EXAFS Investigations of the Interaction of Humic Acids and Model Compounds with Uranyl Cations in Solid Complexes

Abstract

Natural humic acids, HA`s, having varying amounts of their proton exchange capacities, PEC`s, loaded with uranyl ions and synthetic HA loaded with 14% PEC were prepared either from solution or from suspension. The interaction of uranium with the humates was studied using U L{sub III}-edge extended X-ray absorption fine structure, EXAFS, and infrared, IR, spectroscopy. IR results indicate a direct complexation of the uranyl ions onto the HA`s. The spectral positions of the asymmetric and symmetric IR stretching frequencies for COO{sup -} in the complex suggest monodentate coordination of HA carboxylate groups onto the uranyl cation. In all samples studied, the EXAFS analysis yielded axial uranium-oxygen distances of 1.77-1.78 A and five oxygen atoms in the plane equatorial to the uranyl unit at distances of 2.37-2.39 A. The bond distances determined from the EXAFS are the same, within the experimental error, for both synthetic and two different natural uranyl humates, for samples with large loadings and samples with relatively low uranyl loadings, as well as for dry and wet paste samples.
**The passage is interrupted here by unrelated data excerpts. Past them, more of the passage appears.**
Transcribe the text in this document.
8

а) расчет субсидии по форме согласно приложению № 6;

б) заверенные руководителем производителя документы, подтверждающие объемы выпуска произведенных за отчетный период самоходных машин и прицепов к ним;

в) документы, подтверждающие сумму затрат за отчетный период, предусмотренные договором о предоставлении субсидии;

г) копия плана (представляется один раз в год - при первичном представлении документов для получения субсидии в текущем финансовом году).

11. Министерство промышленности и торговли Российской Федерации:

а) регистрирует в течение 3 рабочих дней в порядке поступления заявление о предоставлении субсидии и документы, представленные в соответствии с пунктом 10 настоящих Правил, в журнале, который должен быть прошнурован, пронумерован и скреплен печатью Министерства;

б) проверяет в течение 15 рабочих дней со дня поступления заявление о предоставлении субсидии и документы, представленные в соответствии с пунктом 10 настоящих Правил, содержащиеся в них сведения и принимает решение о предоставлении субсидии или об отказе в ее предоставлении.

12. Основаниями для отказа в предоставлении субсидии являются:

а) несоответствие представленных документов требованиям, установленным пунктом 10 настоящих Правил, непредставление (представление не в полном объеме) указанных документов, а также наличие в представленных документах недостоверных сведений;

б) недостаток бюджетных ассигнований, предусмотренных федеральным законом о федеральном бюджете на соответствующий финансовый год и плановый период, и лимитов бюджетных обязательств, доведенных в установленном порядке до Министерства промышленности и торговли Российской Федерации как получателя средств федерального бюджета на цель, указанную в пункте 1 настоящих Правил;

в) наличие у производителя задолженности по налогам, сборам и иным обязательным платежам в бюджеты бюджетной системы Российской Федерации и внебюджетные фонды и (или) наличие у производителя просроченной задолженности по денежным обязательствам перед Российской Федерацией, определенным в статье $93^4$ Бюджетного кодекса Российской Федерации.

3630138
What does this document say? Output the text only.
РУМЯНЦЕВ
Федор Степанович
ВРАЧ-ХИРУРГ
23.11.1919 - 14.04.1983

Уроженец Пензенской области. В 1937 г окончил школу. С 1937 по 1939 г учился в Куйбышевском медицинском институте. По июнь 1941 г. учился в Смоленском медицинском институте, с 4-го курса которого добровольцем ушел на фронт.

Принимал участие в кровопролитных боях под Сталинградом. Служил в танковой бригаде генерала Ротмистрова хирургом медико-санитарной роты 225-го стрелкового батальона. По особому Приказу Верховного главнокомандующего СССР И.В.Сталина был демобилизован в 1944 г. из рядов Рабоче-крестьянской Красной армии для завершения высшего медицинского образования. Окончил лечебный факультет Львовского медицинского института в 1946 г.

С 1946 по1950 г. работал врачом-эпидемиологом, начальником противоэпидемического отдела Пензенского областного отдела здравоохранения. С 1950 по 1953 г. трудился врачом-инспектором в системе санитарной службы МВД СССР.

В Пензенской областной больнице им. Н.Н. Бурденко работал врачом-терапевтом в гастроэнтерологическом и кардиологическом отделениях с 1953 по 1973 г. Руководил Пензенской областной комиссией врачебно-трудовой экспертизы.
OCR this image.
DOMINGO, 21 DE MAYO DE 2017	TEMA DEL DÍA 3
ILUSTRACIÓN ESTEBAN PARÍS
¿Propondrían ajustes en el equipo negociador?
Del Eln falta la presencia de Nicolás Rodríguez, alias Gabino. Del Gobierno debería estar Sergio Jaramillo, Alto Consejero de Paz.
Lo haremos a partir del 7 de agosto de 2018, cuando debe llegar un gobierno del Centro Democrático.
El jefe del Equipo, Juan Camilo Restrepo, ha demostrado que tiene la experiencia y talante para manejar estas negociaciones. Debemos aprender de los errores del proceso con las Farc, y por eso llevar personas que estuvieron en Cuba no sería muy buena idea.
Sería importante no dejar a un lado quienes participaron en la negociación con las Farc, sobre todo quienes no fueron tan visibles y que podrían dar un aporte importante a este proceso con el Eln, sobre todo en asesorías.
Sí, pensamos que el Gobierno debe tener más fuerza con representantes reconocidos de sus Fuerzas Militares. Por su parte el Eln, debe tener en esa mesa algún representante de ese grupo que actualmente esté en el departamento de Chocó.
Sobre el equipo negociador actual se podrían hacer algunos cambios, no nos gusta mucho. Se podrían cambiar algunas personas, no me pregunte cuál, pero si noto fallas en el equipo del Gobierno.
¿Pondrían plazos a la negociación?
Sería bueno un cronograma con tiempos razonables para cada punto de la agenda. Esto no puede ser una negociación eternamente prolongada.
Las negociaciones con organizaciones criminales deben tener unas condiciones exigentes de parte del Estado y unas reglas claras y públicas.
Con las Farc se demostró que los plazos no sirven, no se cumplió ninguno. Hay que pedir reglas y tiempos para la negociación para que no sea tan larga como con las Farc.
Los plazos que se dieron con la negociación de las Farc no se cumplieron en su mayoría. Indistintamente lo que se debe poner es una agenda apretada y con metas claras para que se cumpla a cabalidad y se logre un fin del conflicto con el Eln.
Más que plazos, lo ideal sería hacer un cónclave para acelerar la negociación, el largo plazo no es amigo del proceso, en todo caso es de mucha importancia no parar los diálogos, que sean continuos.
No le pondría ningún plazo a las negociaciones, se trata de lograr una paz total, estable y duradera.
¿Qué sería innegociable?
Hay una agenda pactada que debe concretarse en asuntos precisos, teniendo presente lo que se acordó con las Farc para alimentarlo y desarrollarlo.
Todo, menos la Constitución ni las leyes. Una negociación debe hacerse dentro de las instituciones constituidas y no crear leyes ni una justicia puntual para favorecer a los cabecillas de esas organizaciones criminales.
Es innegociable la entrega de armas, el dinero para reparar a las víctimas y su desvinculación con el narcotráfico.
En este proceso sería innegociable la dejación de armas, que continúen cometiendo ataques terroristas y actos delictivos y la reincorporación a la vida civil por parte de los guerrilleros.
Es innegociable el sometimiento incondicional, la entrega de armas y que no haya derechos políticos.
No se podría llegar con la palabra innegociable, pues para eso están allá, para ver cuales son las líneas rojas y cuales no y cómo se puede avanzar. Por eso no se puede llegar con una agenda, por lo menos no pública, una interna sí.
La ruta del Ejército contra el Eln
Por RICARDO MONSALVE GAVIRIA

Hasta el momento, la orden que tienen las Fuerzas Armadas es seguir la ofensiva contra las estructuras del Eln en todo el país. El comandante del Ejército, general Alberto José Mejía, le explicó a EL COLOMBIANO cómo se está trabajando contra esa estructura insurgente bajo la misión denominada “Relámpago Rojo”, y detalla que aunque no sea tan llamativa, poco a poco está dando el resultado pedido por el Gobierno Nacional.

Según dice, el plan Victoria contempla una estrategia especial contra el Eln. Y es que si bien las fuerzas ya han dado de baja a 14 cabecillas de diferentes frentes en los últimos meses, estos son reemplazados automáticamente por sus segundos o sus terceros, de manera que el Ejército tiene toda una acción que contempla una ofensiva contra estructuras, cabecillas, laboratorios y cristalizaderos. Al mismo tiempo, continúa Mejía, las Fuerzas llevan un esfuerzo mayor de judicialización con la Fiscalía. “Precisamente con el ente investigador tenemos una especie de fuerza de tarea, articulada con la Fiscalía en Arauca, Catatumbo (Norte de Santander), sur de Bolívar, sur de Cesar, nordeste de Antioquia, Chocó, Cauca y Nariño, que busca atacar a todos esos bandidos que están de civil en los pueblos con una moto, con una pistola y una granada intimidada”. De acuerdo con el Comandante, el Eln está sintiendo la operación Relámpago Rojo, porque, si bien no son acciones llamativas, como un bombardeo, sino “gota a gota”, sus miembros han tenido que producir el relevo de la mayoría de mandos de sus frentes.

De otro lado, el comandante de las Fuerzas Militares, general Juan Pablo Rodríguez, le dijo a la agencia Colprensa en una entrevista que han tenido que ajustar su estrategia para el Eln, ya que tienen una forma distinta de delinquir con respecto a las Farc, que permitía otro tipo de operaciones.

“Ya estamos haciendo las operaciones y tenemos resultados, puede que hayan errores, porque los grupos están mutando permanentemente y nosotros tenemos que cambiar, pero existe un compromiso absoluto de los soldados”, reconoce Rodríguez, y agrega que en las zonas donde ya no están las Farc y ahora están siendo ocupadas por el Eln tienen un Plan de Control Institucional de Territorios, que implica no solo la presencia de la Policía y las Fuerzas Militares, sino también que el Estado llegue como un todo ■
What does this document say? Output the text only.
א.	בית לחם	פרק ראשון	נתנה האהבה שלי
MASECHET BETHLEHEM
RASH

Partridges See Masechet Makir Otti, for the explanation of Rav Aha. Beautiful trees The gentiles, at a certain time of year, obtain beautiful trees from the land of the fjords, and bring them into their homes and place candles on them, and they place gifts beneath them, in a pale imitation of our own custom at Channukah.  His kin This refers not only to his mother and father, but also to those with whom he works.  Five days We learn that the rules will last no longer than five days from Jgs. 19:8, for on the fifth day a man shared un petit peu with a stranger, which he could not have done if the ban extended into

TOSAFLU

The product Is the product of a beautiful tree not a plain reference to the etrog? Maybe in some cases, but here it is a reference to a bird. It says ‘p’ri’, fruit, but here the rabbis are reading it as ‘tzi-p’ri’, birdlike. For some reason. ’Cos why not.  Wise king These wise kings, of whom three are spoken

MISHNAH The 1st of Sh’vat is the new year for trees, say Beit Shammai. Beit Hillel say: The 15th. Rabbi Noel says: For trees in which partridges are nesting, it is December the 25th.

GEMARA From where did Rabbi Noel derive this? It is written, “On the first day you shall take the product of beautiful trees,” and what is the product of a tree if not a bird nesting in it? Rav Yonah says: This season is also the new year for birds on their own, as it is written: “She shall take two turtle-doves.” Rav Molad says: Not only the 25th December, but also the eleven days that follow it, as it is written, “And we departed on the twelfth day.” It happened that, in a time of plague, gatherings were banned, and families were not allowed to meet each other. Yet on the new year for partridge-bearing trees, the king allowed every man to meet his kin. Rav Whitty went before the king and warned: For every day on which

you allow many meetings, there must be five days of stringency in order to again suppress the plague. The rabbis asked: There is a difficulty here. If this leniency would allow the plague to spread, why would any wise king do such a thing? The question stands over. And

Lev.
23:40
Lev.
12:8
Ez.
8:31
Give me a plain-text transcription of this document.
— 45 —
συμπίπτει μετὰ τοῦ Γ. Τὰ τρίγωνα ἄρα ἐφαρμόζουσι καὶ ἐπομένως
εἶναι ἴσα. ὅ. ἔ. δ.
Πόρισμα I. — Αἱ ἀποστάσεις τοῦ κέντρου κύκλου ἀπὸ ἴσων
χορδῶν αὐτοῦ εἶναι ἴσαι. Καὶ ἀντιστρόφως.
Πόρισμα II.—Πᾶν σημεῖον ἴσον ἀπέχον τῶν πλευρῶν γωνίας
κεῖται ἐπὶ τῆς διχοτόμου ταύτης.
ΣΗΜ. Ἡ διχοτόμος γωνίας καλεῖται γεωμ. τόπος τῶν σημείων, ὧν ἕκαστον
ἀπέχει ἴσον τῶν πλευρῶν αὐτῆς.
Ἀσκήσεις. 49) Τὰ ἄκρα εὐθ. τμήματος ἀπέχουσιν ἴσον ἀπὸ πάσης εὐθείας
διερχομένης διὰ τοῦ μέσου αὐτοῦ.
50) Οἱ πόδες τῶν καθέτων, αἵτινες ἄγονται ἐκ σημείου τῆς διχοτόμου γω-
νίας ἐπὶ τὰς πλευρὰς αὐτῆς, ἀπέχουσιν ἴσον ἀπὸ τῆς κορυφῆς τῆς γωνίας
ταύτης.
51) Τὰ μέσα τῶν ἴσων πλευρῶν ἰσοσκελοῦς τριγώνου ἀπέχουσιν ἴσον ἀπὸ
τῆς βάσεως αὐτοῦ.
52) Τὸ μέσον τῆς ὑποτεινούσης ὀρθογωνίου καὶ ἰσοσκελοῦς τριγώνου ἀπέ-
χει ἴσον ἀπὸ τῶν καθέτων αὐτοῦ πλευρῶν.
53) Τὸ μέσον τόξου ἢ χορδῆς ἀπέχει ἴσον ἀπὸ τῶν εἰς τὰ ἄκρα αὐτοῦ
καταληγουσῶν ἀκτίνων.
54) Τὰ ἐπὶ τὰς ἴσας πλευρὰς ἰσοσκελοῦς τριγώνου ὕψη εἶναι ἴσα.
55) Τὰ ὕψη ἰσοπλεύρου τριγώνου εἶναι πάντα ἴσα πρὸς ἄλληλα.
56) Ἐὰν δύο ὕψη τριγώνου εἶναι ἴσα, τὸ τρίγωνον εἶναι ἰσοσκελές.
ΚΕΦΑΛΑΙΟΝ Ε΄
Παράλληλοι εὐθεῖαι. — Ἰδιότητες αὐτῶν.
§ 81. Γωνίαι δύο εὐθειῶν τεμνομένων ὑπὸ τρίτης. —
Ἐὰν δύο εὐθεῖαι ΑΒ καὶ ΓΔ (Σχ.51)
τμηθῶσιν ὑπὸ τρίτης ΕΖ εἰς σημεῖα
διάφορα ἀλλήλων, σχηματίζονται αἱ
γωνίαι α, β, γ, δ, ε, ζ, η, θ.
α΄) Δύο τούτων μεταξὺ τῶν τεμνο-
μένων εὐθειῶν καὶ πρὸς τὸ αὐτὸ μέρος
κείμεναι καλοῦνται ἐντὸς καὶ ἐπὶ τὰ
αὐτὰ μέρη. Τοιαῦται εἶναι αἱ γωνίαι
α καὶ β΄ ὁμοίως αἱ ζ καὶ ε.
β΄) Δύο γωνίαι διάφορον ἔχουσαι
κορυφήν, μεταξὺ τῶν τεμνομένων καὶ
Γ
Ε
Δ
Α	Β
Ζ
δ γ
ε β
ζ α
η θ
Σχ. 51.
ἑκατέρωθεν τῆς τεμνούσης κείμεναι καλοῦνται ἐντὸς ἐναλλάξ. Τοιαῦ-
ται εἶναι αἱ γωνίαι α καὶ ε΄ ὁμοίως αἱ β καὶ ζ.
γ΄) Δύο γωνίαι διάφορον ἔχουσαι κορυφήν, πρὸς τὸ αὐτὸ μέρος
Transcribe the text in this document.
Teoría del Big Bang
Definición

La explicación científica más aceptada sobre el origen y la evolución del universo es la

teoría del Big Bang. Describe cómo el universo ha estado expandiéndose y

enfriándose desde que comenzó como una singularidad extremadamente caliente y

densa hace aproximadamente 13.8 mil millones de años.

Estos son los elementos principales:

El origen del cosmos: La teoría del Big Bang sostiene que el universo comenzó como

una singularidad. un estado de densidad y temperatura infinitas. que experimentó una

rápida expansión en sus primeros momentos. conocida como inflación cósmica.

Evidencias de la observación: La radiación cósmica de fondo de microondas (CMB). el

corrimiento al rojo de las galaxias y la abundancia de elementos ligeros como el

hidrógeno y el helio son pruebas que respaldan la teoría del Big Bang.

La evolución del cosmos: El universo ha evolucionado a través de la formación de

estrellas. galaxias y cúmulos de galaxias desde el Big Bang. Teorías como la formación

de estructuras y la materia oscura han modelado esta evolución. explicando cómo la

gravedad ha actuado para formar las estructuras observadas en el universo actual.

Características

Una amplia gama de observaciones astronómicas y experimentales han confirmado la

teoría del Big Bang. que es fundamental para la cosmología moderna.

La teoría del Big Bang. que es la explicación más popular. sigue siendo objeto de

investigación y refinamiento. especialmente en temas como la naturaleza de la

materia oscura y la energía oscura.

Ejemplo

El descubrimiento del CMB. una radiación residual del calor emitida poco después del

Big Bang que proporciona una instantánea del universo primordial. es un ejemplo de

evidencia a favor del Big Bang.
Comparison of the EXAFS from the uranyl humates with that observed for two crystalline uranyl carboxylate complexes indicates that the HA carboxylate groups act predominantly as monodentate ligands when bound to the uranyl unit. Additional, neutral ligands must also be coordinated to the uranyl ion in order to satisfy the uranyl cation coordination number determined as 5 {+-} 0.7. (orig.)